Une rentrée mouvementée. Ce samedi matin, vers 8 heures, la sonde russe Cosmos-482 a (enfin) mis un terme à sa dérive spatiale de 53 ans en réintégrant l’atmosphère terrestre. Un retour aussi attendu qu’imprévisible. Car cette sonde, construite pour affronter les conditions extrêmes de Vénus, avait été victime d’un raté au lancement en 1972 : un dernier étage de fusée trop timide, une poussée insuffisante… et adieu l’exploration planétaire. Le récit d’un demi-siècle de flottaison éclairé par Benjamin Peter, responsable de l’actualité spatiale à la Cité de l’espace de Toulouse.
Cosmos-482 a été lancée le 31 mars 1972 par le lanceur Molniya. © DR
Vénus en ligne de mire
Cosmos-482 faisait partie du programme soviétique Vénéra, aux côtés de sa sœur jumelle Vénéra 8. Toutes deux devaient percer les mystères de Vénus, planète alors plus convoitée que Mars.
Au début de la conquête spatiale, on s’intéresse d’abord à Vénus, car elle est plus proche, ressemble à la Terre et se trouve dans la zone habitable », rappelle Benjamin Peter, à la rédaction.
À l’époque, la planète fascine. Recouverte d’un épais manteau nuageux, Vénus cache encore tous ses secrets. On imagine alors des océans, une vie extraterrestre, voire… des Vénusiens. La réalité, on le sait aujourd’hui, est tout autre : des températures infernales (plus de 400 °C), des pluies d’acide sulfurique et une pression 50 fois supérieure à celle de la Terre.
Mais pour Cosmos-482, l’aventure s’arrête bien plus tôt.
Le quatrième étage n’a pas fonctionné assez longtemps, la sonde n’a pas atteint la vitesse nécessaire pour échapper à l’attraction terrestre », explique l’expert.
Résultat : au lieu de filer vers Vénus, Cosmos-482 s’est retrouvée piégée dans une orbite elliptique autour de la Terre, oscillant entre 200 et 9.000 kilomètres d’altitude. Sa jumelle, elle, a bel et bien réussi son ascension vers Vénus. Elle s’y est d’ailleurs posée en juillet 1972, a pris quelques clichés, avant de succomber à l’environnement extrême de la planète, 50 minutes après son atterrissage.

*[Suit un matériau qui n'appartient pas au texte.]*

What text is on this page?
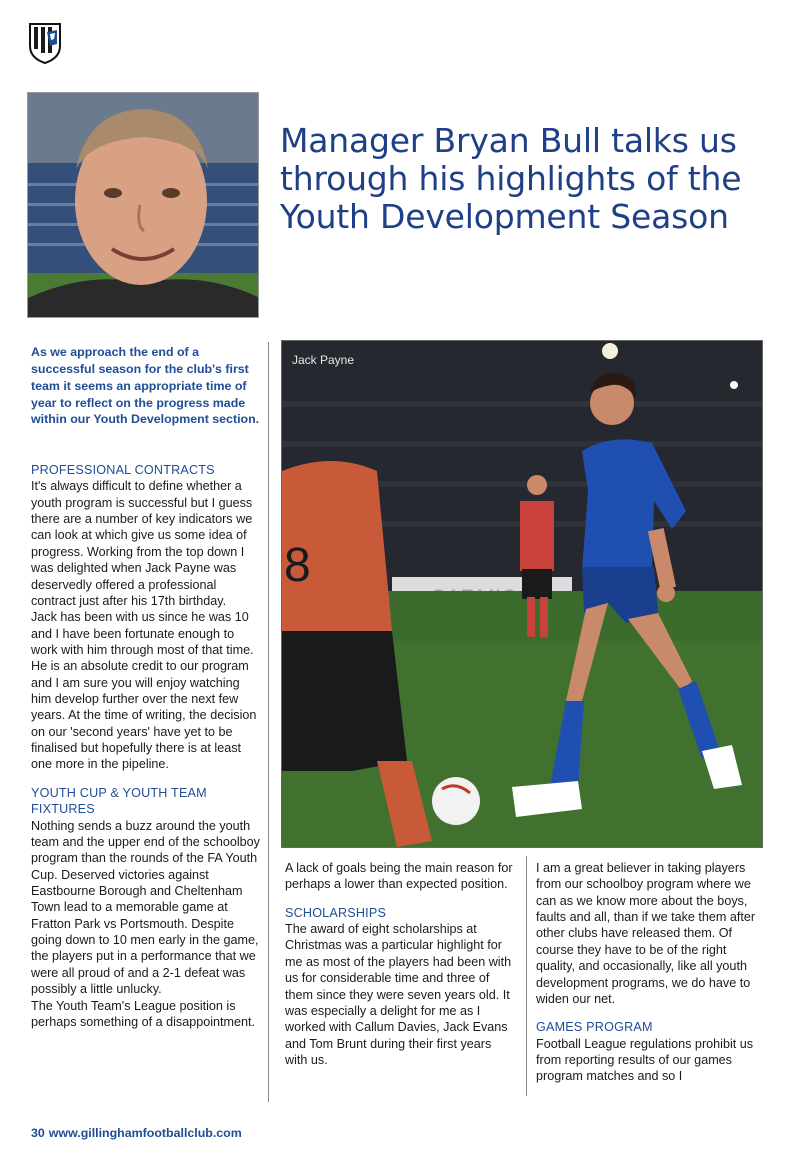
Manager Bryan Bull talks us through his highlights of the Youth Development Season

As we approach the end of a successful season for the club's first team it seems an appropriate time of year to reflect on the progress made within our Youth Development section.

PROFESSIONAL CONTRACTS

It's always difficult to define whether a youth program is successful but I guess there are a number of key indicators we can look at which give us some idea of progress. Working from the top down I was delighted when Jack Payne was deservedly offered a professional contract just after his 17th birthday.

Jack has been with us since he was 10 and I have been fortunate enough to work with him through most of that time. He is an absolute credit to our program and I am sure you will enjoy watching him develop further over the next few years. At the time of writing, the decision on our 'second years' have yet to be finalised but hopefully there is at least one more in the pipeline.

YOUTH CUP & YOUTH TEAM FIXTURES

Nothing sends a buzz around the youth team and the upper end of the schoolboy program than the rounds of the FA Youth Cup. Deserved victories against Eastbourne Borough and Cheltenham Town lead to a memorable game at Fratton Park vs Portsmouth. Despite going down to 10 men early in the game, the players put in a performance that we were all proud of and a 2-1 defeat was possibly a little unlucky.

The Youth Team's League position is perhaps something of a disappointment.

8
Jack Payne

A lack of goals being the main reason for perhaps a lower than expected position.

SCHOLARSHIPS

The award of eight scholarships at Christmas was a particular highlight for me as most of the players had been with us for considerable time and three of them since they were seven years old. It was especially a delight for me as I worked with Callum Davies, Jack Evans and Tom Brunt during their first years with us.

I am a great believer in taking players from our schoolboy program where we can as we know more about the boys, faults and all, than if we take them after other clubs have released them. Of course they have to be of the right quality, and occasionally, like all youth development programs, we do have to widen our net.

GAMES PROGRAM

Football League regulations prohibit us from reporting results of our games program matches and so I

30 www.gillinghamfootballclub.com
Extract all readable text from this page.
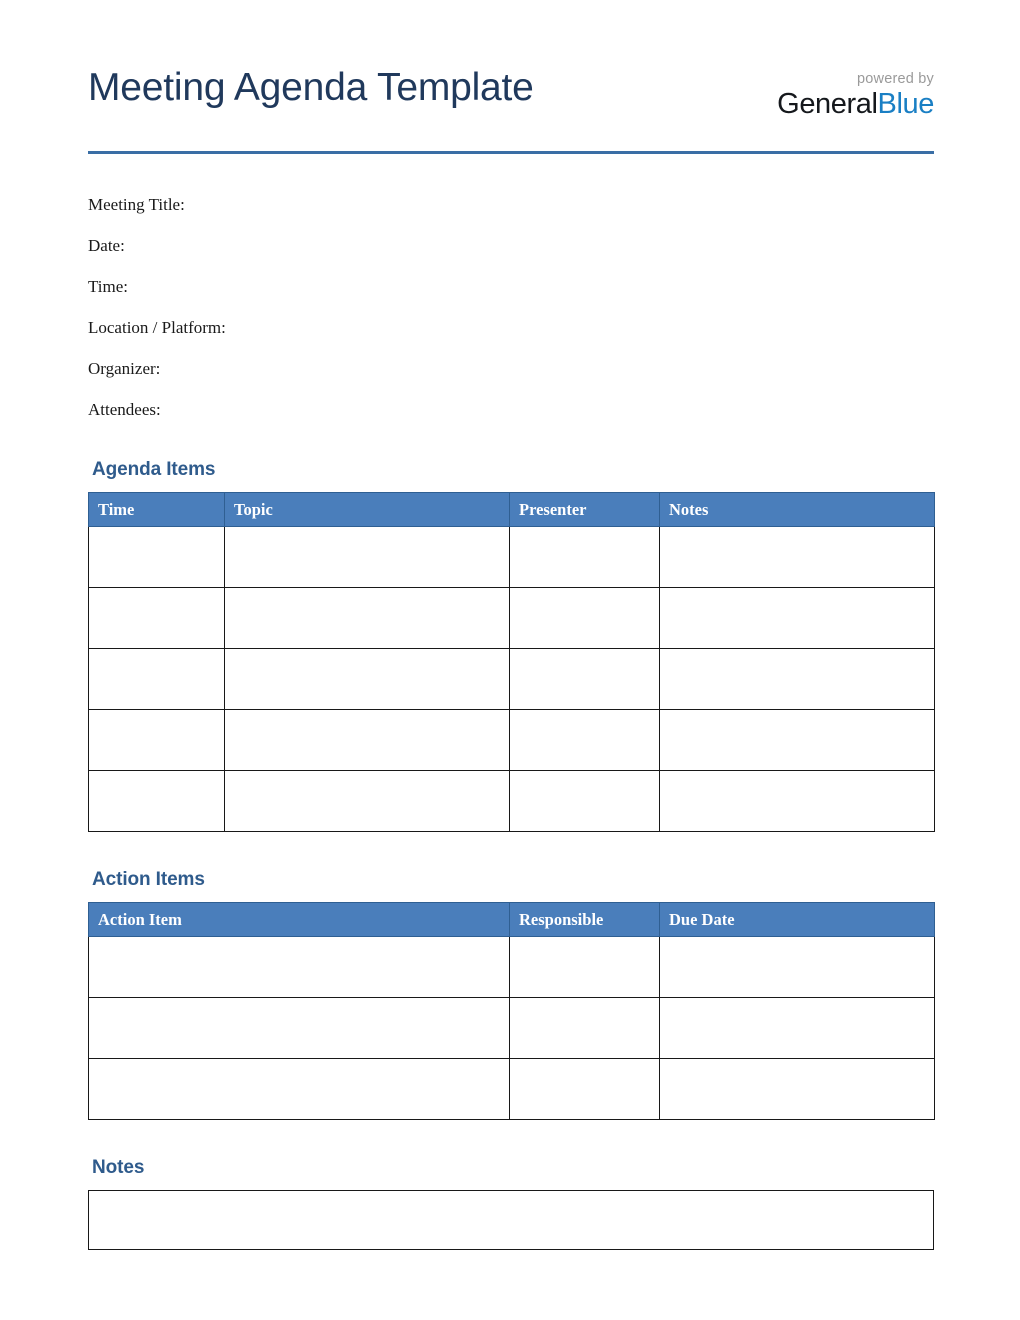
Meeting Agenda Template	powered by
GeneralBlue
Meeting Title:
Date:
Time:
Location / Platform:
Organizer:
Attendees:
Agenda Items
Time	Topic	Presenter	Notes

Action Items
Action Item	Responsible	Due Date

Notes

Maquette de Vénéra 4. © BY SA-4.0/Stanislav Kozlovskiy/Wikimédia Commons
D’une mission scientifique à un débris menaçant
Transformée malgré elle en débris spatial, Cosmos-482 devient un problème potentiel. Avec ses 500 kilos de métal blindé, conçus pour survivre aux enfers vénusiens, l’engin n’avait rien d’un vulgaire boulon flottant.
Il n’y avait aucune raison pour que l’engin ne survive pas à sa rentrée dans l’atmosphère. Donc on se posait vraiment la question : est-ce qu’il ne va pas nous tomber sur la tête ? », confie Benjamin Peter.
La sonde, jugée incontrôlable, rendait toute prévision de trajectoire hasardeuse. Mais les probabilités jouaient en faveur d’un crash dans une zone inhabitée (ce qui semble avoir été le cas).
Une chute… mais où ?
Officiellement, Cosmos-482 est rentrée dans l’atmosphère samedi 10 mai. Mais sa localisation exacte reste un mystère.
L’agence russe parle d’une chute au large de Jakarta. L’ESA pense que c’est plutôt au sud-ouest de l’Australie. Et pour les Américains, ce serait dans le Pacifique », résume le spécialiste toulousain.
Un flou dû à la vitesse folle de l’engin, l’absence de balises actives, et l’impossibilité de capter un signal radar clair. Aucun enregistrement, pas de boîte noire. La sonde s’est peut-être désintégrée, ou alors elle repose, silencieuse, quelque part sur le fond océanique.
Il est très peu probable qu’on la retrouve un jour. »
Des risques mieux maîtrisés aujourd’hui
Cet épisode rappelle que l’espace n’est pas une poubelle sans conséquence. Si l’événement est exceptionnel, il reste un signal d’alarme dans un ciel de plus en plus encombré.
Aujourd’hui, l’Agence spatiale européenne applique une politique zéro débris, avec des rentrées atmosphériques contrôlées », souligne Benjamin Peter.
À ce jour, plus de 36.000 objets de plus de dix centimètres sont suivis à la trace par les radars terrestres. Car même un minuscule fragment, lancé à plusieurs dizaines de milliers de km/h, peut perforer un satellite, une station spatiale, ou pire.
Cosmos-482 appartient désormais à l’histoire de la conquête spatiale. Un vestige d’une époque où les erreurs techniques pouvaient errer dans le vide pendant un demi-siècle, avant de retrouver le plancher des vaches.